As we noted in the wake of the deadly shooting in Tucson, the FBI’s background-check database—intended to keep guns out of the hands of criminals and the mentally ill—didn’t prevent Jared Loughner from obtaining a weapon because he hasn’t been declared mentally unfit by a court or been committed to a mental institution.

Federal law, however, also prohibits gun sales to anyone who’s an “unlawful user of or addicted to any controlled substance.” And although Loughner had failed the Army's drug screening process in 2008 when he admitted his drug use, this law didn’t keep him from obtaining a gun either, according to the Washington Post.

That's because a Clinton-era policy that instructed federal agencies not to report certain drug users to the database, according to the Post. The policy was created by then-Attorney General Janet Reno out of concern that drug users would be deterred from seeking treatment if they knew a drug test could land them in the FBI’s database and prevent them from purchasing a gun.
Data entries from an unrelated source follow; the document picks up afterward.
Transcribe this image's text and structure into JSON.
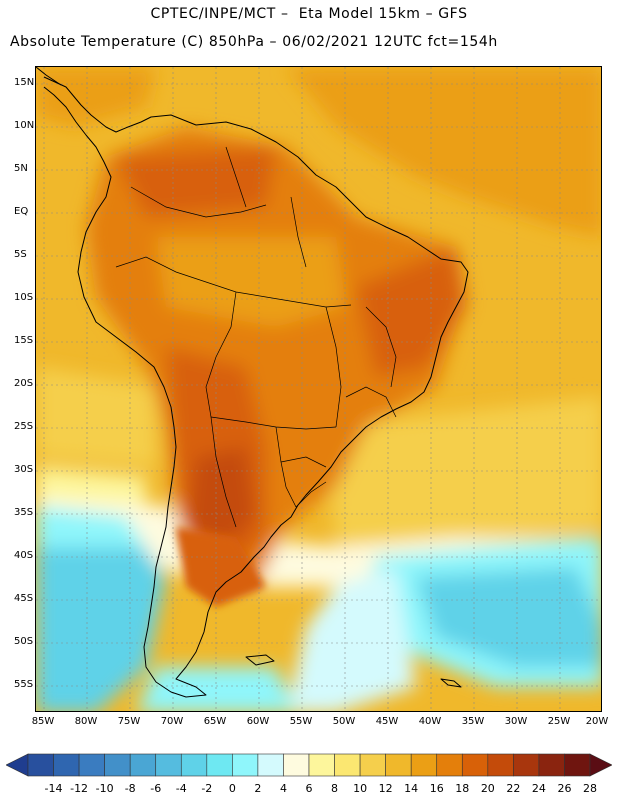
{
  "header": {
    "line1": "CPTEC/INPE/MCT –  Eta Model 15km – GFS",
    "line2": "Absolute Temperature (C) 850hPa – 06/02/2021 12UTC fct=154h"
  },
  "axes": {
    "lat_labels": [
      "15N",
      "10N",
      "5N",
      "EQ",
      "5S",
      "10S",
      "15S",
      "20S",
      "25S",
      "30S",
      "35S",
      "40S",
      "45S",
      "50S",
      "55S"
    ],
    "lon_labels": [
      "85W",
      "80W",
      "75W",
      "70W",
      "65W",
      "60W",
      "55W",
      "50W",
      "45W",
      "40W",
      "35W",
      "30W",
      "25W",
      "20W"
    ]
  },
  "colorbar": {
    "ticks": [
      "-14",
      "-12",
      "-10",
      "-8",
      "-6",
      "-4",
      "-2",
      "0",
      "2",
      "4",
      "6",
      "8",
      "10",
      "12",
      "14",
      "16",
      "18",
      "20",
      "22",
      "24",
      "26",
      "28"
    ],
    "colors": [
      "#1f3d8f",
      "#28509e",
      "#2f66b0",
      "#3a7cc0",
      "#4290c9",
      "#4aa6d4",
      "#55bcdf",
      "#5fd2e8",
      "#6ee8f2",
      "#8ff6fb",
      "#d4fafd",
      "#fefbdf",
      "#fdf69c",
      "#fbe771",
      "#f5cf4c",
      "#f0b82b",
      "#eb9f15",
      "#e47f0b",
      "#d86108",
      "#c44b0a",
      "#a8360d",
      "#8a240f",
      "#6f150f",
      "#5a0d14"
    ]
  },
  "legend_colors": {
    "ocean_warm": "#f0b82b",
    "land_hot": "#e47f0b",
    "cold_south": "#5fd2e8"
  }
}
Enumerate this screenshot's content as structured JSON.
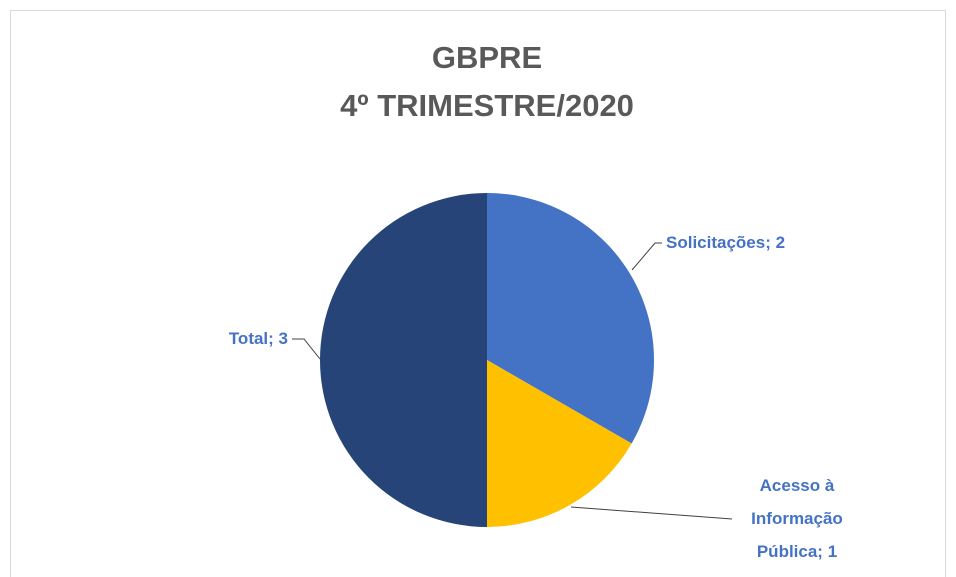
{
  "chart_data": {
    "type": "pie",
    "title": "GBPRE",
    "subtitle": "4º TRIMESTRE/2020",
    "categories": [
      "Solicitações",
      "Acesso à Informação Pública",
      "Total"
    ],
    "values": [
      2,
      1,
      3
    ],
    "value_labels": [
      "Solicitações; 2",
      "Acesso à Informação Pública; 1",
      "Total; 3"
    ],
    "colors": [
      "#4472c4",
      "#ffc000",
      "#264478"
    ],
    "label_color": "#4472c4"
  }
}
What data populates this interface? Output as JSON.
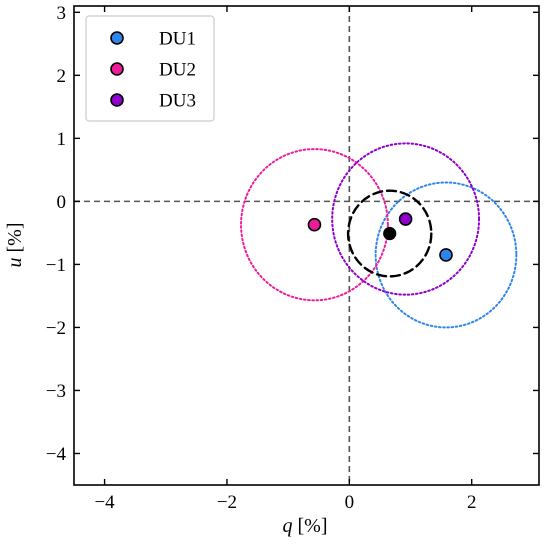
{
  "chart_data": {
    "type": "scatter",
    "title": "",
    "xlabel": {
      "var": "q",
      "unit": " [%]"
    },
    "ylabel": {
      "var": "u",
      "unit": " [%]"
    },
    "xlim": [
      -4.5,
      3.1
    ],
    "ylim": [
      -4.5,
      3.1
    ],
    "xticks": [
      -4,
      -2,
      0,
      2
    ],
    "yticks": [
      -4,
      -3,
      -2,
      -1,
      0,
      1,
      2,
      3
    ],
    "grid": false,
    "reference_lines": [
      {
        "axis": "x",
        "value": 0,
        "style": "dashed",
        "color": "#555555"
      },
      {
        "axis": "y",
        "value": 0,
        "style": "dashed",
        "color": "#555555"
      }
    ],
    "legend": {
      "position": "top-left",
      "entries": [
        "DU1",
        "DU2",
        "DU3"
      ]
    },
    "series": [
      {
        "name": "DU1",
        "color": "#2f86ea",
        "x": 1.58,
        "y": -0.85,
        "radius": 1.15,
        "circle_style": "dotted"
      },
      {
        "name": "DU2",
        "color": "#ee1c9a",
        "x": -0.57,
        "y": -0.37,
        "radius": 1.2,
        "circle_style": "dotted"
      },
      {
        "name": "DU3",
        "color": "#9000cc",
        "x": 0.92,
        "y": -0.28,
        "radius": 1.2,
        "circle_style": "dotted"
      }
    ],
    "combined": {
      "color": "#000000",
      "x": 0.66,
      "y": -0.51,
      "radius": 0.68,
      "circle_style": "dashed"
    }
  }
}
An FBI official told the Post that a drug test undergone to enter the military counts as a voluntary test and would not be reported.

Following the Virginia Tech shooting, Congress passed a law to strengthen both federal- and state-level reporting to the database. In many states, however, the law didn’t seem to make a difference—many still lag in reporting to the database.

And here’s another thing that didn’t change with the 2007 law: Defense Department policy. From the Post:

The Reno policy remained in place despite a 2007 law designed to improve the NICS. That law ordered all federal agencies to forward to the FBI the names of those ineligible under federal law to buy a gun from a licensed dealer. The law states that the names are to be sent at least quarterly, "notwithstanding any other law."

Despite the NICS Improvement Amendments Act, the Defense Department apparently did not change its policy. Drug test information is still not forwarded to the FBI to protect the privacy of the applicants, said Col. Thomas Collins, an Army spokesman.

Had Loughner made it into the FBI’s database after admitting his drug use, he would’ve stayed on it for a year and been unable to purchase his first gun.

Loughner’s second gun purchase—the semi-automatic that he’s accused of having used in the Tucson shooting—would have gone through anyway, unless the earlier denial prevented him from trying to purchase a weapon again.

A Defense Department official also told the Post that there is currently no statute that "clearly stipulates" under what conditions the department would have to report information about military applicants and recruits to the database.

Clarification: This post previously stated that Loughner was not permitted to enlist in the military because he failed a military drug test. In fact, he was not permitted to enlist because he failed the military’s drug screening process when he admitted that he was a drug user.